En semaine de 6 h à 9 h

Pour plus de policiers autochtones

Rattrapage du lundi 10 août 2020
Les aspirants policiers mieux formés pour faire face aux nouvelles réalités sociales

Les aspirants policiers mieux formés pour faire face aux nouvelles réalités sociales

Photo : Radio-Canada / Josée Ducharme

Le récent rapport du coroner Éric Lévine, publié à la suite d'un décès en décembre 2018, recommandant une plus grande proportion de policiers autochtones au sein des corps policiers, soulève l'enjeu du recrutement dans les communautés autochtones. Le directeur général de l'École nationale de Police, Pierre Saint-Antoine, estime que beaucoup de travail reste à faire pour établir un lien de confiance entre les autochtones et les policiers.
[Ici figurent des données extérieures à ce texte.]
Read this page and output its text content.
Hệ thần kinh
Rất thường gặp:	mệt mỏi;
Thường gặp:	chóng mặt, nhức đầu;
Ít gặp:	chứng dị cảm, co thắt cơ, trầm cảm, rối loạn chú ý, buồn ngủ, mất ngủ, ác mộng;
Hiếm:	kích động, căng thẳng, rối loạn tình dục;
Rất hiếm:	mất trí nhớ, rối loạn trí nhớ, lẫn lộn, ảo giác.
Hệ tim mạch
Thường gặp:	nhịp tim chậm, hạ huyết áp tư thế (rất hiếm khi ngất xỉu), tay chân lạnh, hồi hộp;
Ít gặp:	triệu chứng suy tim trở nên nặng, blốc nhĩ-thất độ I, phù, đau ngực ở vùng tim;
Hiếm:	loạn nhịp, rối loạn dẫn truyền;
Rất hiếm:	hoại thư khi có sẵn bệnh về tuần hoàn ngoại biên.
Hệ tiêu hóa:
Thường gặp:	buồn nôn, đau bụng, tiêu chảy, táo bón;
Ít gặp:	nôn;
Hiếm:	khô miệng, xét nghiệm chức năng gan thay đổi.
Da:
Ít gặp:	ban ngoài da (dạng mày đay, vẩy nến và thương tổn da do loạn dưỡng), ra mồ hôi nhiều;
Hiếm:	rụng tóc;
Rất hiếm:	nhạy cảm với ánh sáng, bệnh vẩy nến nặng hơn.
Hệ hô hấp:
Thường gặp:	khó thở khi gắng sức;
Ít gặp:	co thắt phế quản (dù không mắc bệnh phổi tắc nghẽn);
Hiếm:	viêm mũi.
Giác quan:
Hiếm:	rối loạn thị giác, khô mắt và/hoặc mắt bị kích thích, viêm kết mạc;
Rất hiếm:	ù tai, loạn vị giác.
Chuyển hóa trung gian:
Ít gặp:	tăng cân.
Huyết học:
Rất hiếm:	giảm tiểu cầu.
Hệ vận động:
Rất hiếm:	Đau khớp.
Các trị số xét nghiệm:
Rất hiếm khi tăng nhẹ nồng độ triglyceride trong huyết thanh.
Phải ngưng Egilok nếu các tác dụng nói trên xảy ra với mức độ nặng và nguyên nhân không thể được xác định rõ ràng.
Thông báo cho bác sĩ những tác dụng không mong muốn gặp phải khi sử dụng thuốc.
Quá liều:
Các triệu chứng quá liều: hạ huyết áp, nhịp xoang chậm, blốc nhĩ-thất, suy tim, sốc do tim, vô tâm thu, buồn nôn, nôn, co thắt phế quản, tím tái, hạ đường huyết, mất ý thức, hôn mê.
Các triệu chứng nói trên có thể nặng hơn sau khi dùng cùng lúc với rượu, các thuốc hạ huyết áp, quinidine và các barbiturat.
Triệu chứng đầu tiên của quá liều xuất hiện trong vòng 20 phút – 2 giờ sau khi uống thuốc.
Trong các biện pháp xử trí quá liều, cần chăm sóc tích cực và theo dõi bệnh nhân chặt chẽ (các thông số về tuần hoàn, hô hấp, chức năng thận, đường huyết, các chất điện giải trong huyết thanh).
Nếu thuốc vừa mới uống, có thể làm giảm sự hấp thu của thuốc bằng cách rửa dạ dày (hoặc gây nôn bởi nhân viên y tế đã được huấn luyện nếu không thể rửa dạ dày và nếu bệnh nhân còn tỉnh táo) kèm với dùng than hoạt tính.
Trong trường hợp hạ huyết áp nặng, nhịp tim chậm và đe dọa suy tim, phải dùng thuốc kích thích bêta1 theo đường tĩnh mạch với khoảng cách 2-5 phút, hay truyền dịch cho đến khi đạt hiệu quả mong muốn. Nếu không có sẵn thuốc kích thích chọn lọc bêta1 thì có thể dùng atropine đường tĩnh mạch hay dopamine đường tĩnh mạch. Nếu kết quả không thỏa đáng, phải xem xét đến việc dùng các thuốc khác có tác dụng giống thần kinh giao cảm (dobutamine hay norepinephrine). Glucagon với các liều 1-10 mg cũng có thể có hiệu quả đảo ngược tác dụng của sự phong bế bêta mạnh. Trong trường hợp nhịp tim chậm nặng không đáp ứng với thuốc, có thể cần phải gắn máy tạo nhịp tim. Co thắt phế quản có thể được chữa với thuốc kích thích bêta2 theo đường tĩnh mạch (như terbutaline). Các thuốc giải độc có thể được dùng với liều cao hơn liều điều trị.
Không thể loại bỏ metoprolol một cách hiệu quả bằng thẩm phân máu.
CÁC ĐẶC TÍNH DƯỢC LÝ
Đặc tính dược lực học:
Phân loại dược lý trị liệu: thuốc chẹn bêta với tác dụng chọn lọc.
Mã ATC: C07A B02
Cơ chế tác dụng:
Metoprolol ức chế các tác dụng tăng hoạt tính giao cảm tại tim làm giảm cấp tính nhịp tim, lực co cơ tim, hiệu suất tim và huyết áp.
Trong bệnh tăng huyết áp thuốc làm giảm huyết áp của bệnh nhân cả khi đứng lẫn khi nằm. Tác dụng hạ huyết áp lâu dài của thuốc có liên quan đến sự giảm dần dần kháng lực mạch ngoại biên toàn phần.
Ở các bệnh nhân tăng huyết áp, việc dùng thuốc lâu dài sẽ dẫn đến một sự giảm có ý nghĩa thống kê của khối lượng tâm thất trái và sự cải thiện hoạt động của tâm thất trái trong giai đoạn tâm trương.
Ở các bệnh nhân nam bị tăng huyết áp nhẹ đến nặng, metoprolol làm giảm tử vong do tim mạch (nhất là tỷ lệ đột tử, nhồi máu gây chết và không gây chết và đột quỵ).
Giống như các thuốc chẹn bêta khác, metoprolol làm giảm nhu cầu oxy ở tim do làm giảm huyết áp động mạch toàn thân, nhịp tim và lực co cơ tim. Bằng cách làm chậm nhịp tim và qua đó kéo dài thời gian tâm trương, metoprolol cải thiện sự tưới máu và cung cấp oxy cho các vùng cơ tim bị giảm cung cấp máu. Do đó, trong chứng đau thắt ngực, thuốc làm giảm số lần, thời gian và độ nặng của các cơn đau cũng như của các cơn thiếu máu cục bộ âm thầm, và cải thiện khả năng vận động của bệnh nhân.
Pierre Saint-Antoine soutient qu’il demeure difficile de recruter de futurs policiers dans les communautés autochtones.

Il n’est pas évident d’être un policier autochtone en communauté autochtone au Québec parce que bien souvent vous êtes appelés à intervenir auprès de votre famille et vos propres amis aussi, dans ces petites communautés-là. Bien souvent, la solution, c’est qu’ils puissent aller travailler dans une autre communauté, la plus proche de chez eux, pour leur permettre de ne pas avoir à intervenir avec des membres de la communauté, ce qui les attire un petit peu moins dans le métier, explique-t-il.

Pierre Saint-Antoine ajoute que la formation pour devenir policier représente un défi pour plusieurs autochtones, car elle demande de passer environ 45 semaines en-dehors de leur communauté.

Pierre Saint-Antoine dans le gymnase où sont les kiosque, au micro de Radio-Canada.

Le directeur des affaires institutionnelles de l'ENPQ, Pierre Saint-Antoine, soutient que l'institution aimerait former plus de policiers.

Photo : Radio-Canada

L’option d’obtenir un statut de constable spécial pour travailler dans une communauté autochtone demeure envisageable, mais la formation devrait être revue, selon M. Saint-Antoine.

Est-ce qu’un 12 semaines de formation de constable spécial, qui faisait le boulot dans les années 90 et les années 2000, est encore pertinent, même pour les communautés autochtones? Il y a sûrement de d’autres solutions. Et nous, on veut travailler avec les communautés autochtones pour trouver des solutions en conservant le minimum de compétences nécessaires pour devenir un policier de façon équivalente à ce qui fait ailleurs au Québec, indique Pierre Saint-Antoine.

Il souligne également que le lien de confiance entre policiers et autochtones doit être renforcé, et que les collèges doivent continuer de valoriser la profession de policier, surtout parmi les élèves des minorités culturelles.